Full Version: Read all csv files, and store the last line from each folder
You're currently viewing a stripped down version of our content. View the full version with proper formatting.
Hi,
I want to read all csv files and read each file and capture last line form each file.
I use the below code, but I struck.

import os
from glob import glob
PATH = "D:\data\project\*\*\InputFiles"
EXT = "*.csv"
all_csv_files = [file
                 for path, subdir, files in os.walk(PATH)
                 for file in glob(os.path.join(path, EXT))]
print(all_csv_files)
with pathlib written here without testing, but I think it's right or close to it:
from pathlib import Path

p = Path("D:\data\project\*\*\InputFiles")
csv_files = [csvfile for csvfile in p.iterdir() if csvfile.is_file() and csvfile.suffix == '.csv']
for filename in csv_files:
    print(filename)
I use below code.
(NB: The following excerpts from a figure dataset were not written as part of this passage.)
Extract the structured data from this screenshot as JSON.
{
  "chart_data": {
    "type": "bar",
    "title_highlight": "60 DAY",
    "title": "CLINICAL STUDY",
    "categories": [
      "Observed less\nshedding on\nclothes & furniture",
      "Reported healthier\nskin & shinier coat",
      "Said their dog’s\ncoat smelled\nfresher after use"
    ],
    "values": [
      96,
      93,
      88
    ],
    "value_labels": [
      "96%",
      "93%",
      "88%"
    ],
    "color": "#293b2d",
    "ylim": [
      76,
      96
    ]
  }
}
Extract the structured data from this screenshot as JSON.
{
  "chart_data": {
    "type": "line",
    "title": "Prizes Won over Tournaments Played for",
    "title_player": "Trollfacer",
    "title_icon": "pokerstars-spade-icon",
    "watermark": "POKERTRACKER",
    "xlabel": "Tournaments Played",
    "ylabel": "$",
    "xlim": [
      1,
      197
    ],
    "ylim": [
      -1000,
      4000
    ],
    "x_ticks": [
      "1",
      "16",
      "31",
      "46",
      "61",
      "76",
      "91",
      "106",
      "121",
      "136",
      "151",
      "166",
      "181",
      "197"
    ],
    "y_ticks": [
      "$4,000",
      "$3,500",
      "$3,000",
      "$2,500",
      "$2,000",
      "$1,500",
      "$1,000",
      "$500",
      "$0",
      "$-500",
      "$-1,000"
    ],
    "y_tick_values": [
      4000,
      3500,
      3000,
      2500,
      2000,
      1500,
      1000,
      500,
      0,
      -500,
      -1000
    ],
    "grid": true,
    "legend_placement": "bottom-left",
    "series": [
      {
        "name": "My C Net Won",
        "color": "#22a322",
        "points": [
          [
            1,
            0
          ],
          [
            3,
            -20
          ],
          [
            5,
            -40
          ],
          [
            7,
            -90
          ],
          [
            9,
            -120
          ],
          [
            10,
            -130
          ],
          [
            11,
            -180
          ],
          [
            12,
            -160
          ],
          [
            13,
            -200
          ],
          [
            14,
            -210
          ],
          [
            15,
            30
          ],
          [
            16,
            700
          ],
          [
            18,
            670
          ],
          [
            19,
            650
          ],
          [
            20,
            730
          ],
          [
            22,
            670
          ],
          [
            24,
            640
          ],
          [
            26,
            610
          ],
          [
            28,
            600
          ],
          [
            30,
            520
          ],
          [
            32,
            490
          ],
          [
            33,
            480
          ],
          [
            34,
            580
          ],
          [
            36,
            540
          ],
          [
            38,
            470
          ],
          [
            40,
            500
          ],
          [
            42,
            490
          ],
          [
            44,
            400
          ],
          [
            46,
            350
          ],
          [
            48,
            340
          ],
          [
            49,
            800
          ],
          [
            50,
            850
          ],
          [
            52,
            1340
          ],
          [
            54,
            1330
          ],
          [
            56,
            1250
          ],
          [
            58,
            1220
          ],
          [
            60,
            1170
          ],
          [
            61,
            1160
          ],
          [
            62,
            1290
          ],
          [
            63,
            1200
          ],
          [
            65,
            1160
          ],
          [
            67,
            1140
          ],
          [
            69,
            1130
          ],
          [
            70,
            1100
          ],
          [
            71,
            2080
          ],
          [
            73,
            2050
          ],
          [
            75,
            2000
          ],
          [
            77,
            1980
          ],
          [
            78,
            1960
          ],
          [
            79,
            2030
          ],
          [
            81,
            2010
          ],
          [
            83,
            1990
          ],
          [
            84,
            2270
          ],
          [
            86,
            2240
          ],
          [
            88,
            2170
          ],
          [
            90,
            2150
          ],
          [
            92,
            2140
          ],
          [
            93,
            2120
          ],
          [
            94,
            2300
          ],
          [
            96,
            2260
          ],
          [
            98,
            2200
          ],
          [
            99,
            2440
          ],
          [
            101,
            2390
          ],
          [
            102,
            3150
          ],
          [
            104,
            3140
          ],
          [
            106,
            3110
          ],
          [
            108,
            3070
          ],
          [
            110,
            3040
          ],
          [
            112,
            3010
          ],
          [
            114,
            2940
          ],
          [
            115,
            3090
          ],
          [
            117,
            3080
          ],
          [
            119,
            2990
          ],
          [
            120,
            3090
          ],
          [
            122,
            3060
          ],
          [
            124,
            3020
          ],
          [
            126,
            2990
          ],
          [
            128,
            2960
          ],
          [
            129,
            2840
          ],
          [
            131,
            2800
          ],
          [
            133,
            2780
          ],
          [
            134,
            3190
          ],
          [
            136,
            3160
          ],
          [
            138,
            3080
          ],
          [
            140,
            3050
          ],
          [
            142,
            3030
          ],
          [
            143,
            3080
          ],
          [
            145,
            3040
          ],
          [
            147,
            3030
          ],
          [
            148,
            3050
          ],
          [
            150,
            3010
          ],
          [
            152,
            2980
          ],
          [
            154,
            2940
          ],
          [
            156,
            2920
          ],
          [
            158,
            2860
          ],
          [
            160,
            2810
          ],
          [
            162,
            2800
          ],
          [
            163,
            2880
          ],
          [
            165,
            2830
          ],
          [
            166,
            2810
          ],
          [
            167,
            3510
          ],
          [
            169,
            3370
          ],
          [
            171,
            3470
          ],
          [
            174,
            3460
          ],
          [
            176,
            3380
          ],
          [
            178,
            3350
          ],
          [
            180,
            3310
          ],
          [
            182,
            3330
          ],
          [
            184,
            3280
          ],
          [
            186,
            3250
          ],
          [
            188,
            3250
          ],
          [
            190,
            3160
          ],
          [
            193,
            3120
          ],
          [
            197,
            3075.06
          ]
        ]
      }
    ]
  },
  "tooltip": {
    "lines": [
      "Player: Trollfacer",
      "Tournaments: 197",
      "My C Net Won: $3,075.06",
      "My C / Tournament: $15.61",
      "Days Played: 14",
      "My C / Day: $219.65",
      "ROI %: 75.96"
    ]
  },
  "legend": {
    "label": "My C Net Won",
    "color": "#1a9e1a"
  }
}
Here, the there will be 4 levels (subfolders) so I use

Exammple: Rootfolder/project/cataegory after this I do not know folder names, but there will be 4 more subfolders and in the last folder my file exist.

My file name is: .Dailycollection.log

If file exist after this : Rootfolder/project/cataegory, then I want to capture full path of the file.
p = Path("D:\Mekala_Backupdata\*\*\*\*\")
csv_files = [csvfile for csvfile in p.iterdir() if csvfile.is_file() and csvfile.suffix == '*.Dailycollection.log']
for filename in csv_files:
print(filename)
I can't run the following code as I don't use windows, but this should list all csv files in all directories
within and below a root directory of D:\data\project\*\*\InputFiles (you will have to supply actual values for '*')
from pathlib import Path


def walk_dir(starting_dir):
    flist = []
    for path in Path(starting_dir).iterdir():
        if path.is_file():
            if path.suffix == '.csv':
                print(path)
                flist.append(path)
        elif path.is_dir():
            walk_dir(path)

    for file in flist:
        print(file)


if __name__ == '__main__':
    start_path = 'D:\data\project\*\*\InputFiles'
    import os
    os.chdir(os.path.abspath(os.path.dirname(__file__)))
    srcdir = Path('.')
    savefile = srcdir / 'allcsvfiles.txt'
    walk_dir(start_path, savefile)
Actually the last layer (sub)directory does not know (not fixed). But the file will be saved into this last folder. Hence I want to use the wild card.
The file is available at :D:\Mekala_Backupdata\*\*\*\*\ --> here the file.